I am trying to taxonomically classify two fungal genomes. I have read a couple ways to do this.
Align the genome to reference genomes using programs such as Mummer or Muscle, then build a maximum likelihood tree with RaxML.
Determine common orthologs with Busco or Cegma from the genomes and reference genomes, align and tree.
In your opinion, which is the best? Is there another way to taxonomically identify an organism from their genome?
Thanks in advance, Morgan
Can you provide more information? From your question I can't really deduct what you want to achieve.
You have no clue which fungal genomes you have? There are apparently reference genomes available?

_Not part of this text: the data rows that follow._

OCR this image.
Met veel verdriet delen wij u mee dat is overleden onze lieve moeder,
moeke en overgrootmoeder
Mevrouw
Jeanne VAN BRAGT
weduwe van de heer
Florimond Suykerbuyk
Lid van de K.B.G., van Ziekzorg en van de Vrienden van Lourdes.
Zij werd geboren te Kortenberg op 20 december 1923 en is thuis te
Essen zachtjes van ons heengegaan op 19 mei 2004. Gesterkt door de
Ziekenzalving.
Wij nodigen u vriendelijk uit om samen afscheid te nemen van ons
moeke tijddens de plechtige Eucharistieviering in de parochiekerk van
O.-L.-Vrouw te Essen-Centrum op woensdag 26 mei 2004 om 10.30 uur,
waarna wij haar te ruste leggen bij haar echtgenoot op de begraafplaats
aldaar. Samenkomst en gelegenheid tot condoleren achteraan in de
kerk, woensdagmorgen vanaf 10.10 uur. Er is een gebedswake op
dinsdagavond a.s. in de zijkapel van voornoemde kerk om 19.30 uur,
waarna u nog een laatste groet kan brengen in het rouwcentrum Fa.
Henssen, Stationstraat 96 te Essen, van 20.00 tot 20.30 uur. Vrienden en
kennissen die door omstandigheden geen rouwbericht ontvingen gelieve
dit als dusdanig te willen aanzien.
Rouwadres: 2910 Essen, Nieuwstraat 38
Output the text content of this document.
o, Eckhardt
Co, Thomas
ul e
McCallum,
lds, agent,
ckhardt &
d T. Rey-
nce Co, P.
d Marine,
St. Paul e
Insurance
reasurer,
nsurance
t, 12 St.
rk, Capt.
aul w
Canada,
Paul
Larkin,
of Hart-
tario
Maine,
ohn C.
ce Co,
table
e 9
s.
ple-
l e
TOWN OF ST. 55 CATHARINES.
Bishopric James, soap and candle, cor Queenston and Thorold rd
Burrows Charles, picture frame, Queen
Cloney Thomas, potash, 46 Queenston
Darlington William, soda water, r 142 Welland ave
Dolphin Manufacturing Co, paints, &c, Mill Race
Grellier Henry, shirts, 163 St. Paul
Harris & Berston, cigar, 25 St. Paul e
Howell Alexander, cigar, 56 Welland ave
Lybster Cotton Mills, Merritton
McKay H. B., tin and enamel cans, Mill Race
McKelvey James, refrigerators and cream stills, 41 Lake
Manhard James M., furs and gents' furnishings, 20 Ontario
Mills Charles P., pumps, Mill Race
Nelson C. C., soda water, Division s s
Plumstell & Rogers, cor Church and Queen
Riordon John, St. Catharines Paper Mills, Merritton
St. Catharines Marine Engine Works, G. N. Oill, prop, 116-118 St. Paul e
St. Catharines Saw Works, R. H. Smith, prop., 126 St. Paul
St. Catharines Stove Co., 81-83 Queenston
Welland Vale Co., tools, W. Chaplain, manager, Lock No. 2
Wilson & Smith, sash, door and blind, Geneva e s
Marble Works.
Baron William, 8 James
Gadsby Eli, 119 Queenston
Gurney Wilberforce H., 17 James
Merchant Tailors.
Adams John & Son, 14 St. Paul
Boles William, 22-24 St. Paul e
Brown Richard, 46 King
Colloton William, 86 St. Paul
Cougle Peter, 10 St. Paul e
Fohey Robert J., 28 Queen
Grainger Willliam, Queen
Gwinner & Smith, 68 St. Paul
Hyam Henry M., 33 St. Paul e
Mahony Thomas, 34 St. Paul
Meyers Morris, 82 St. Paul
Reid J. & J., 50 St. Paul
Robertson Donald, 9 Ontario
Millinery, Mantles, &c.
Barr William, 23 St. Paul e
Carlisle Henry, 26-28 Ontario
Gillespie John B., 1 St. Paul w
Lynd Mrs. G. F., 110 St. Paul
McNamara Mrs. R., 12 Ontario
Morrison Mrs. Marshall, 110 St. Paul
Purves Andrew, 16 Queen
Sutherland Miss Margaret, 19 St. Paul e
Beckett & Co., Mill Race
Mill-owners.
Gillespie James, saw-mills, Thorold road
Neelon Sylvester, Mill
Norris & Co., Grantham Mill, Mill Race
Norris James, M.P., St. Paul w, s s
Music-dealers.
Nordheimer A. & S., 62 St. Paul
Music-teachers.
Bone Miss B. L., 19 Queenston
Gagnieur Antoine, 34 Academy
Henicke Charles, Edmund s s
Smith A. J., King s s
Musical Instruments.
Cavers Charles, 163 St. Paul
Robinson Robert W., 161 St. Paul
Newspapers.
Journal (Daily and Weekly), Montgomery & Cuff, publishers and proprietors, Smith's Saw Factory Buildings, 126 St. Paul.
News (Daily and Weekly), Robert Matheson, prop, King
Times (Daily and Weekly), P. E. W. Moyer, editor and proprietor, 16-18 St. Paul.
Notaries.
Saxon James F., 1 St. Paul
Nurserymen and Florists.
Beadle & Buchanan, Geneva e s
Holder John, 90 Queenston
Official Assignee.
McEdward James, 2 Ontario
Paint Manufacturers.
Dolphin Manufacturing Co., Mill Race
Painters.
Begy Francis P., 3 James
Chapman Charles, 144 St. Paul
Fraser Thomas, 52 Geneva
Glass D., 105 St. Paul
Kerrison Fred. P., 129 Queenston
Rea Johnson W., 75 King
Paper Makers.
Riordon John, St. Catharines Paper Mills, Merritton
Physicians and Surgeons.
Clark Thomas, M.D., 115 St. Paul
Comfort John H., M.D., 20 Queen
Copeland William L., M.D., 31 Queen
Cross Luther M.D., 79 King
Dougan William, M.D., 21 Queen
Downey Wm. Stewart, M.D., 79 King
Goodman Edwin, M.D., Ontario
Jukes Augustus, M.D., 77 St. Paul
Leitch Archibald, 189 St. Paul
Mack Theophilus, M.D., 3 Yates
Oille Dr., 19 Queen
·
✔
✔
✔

Even with the brief info at hand I don't think approach 1 will get you very far ... depending on the divergence between the genomes and the reference, nucleotide level will give too little resolution I'm afraid
Based on the 18S rRNA we know it's closely related to Penicillium, however, these genomes are from environmental samples so there is uncertainty about how closely related the entire genome is to the reference. From what I can understand, you compare the genome to several reference genomes you believe are closely related then tree the alignment to see how similar/dissimilar it is to the references. I have seen this done with the entire genome itself or the orthologous genes found within the genomes, my question is asking which way is the most accurate. Does this make more sense?
my first thought would be to go for the orthologous genes then. It's a bit more of a straightforward approach compared to the genome option. On the other hand, if the species are very closely related the proteins might be too conserved (==similar) and might not provide enough resolution. In that case you can use the complete genome indeed.